Cronaca / Merate e Casatese
Lunedì 26 Gennaio 2026
Treno fantasma, in aula la testimonianza del capostazione. Rischio prescrizione
L’episodio risale all’agosto 2020, quando un treno partì senza controllo da Paderno Robbiate. A processo sei persone, tra cui dirigenti di Trenord.
Paderno d’Adda
Il “treno fantasma” era partito da solo dalla stazione di Paderno Robbiate ad agosto 2020. Aveva viaggiato per chilometri, senza nessuno a bordo che lo governasse, fino alla stazione di Carnate, in provincia di Monza, dove era stato fatto deragliare su un binario morto. Fortunatamente a bordo c’era solo un passeggero rimasto solo lievemente ferito, un nordafricano che si era addormentato sul convoglio (e che in questi anni è deceduto). A testimoniare il ricordo di quel giorno è il capostazione di Paderno, comparso come testimone nel processo in corso al tribunale di Monza.

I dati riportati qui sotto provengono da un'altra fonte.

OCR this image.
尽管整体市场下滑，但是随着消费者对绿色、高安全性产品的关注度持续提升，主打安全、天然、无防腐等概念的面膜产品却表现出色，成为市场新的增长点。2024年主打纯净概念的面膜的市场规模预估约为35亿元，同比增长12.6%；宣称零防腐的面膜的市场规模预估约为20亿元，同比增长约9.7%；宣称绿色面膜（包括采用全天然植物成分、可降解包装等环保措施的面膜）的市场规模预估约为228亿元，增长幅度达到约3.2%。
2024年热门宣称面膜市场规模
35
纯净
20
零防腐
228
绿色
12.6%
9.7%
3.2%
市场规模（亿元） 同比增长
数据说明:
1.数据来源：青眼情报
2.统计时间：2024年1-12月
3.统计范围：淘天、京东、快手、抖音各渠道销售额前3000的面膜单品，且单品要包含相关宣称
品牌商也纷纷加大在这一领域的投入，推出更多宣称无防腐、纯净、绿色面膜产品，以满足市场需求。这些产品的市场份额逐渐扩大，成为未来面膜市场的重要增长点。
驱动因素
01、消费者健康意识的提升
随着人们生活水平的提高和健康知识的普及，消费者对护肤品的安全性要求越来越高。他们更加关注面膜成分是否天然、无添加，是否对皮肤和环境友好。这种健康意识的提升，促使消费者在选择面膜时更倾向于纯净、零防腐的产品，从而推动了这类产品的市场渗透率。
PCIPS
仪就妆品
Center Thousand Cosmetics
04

«Quel giorno di agosto ero appena entrato in servizio quando ho visto il treno che partiva. Ho subito chiuso i passaggi a livello e ho chiamato il personale del convoglio che era nell’unico posto possibile di quella piccola stazione, il bar. Ho fatto una corsa, in 10 secondi ero sul posto e ho allertato il macchinista e il capotreno, hanno rincorso il treno e uno è anche caduto e si è fatto male». Il processo per disastro ferroviario colposo vede imputati il macchinista e il capotreno. Oltre a questi due (Mauro Zorzan e Massimiliano Torre) sono coinvolti anche due membri della squadra manutentiva (Francesco Cirillo e Livio Romano), accusati di non aver sottoposto a revisione l’impianto frenante, nonché due dirigenti di Trenord, Giorgio Colombo (direttore della Manutenzione) e Giancarlo Devichic (responsabile del Deposito locomotive Milano Fiorenza). Per Colombo e Devichic l’accusa è di «frode in processo penale e depistaggio» poiché, «intuita la causa del guasto, al fine di ostacolare le indagini sul disastro ferroviario», avrebbero fatto «rimuovere» e poi avrebbero «occultato» i pezzi malfunzionanti del sistema frenante. Anche il processo, tuttavia, viaggia su un binario morto, poiché il rischio prescrizione del procedimento è molto concreto. L’inchiesta che ha subito molti rallentamenti, a partire dalle complicazioni del periodo Covid, e dalle lungaggini per la complessità degli accertamenti tecnici richiesti in fase di indagine.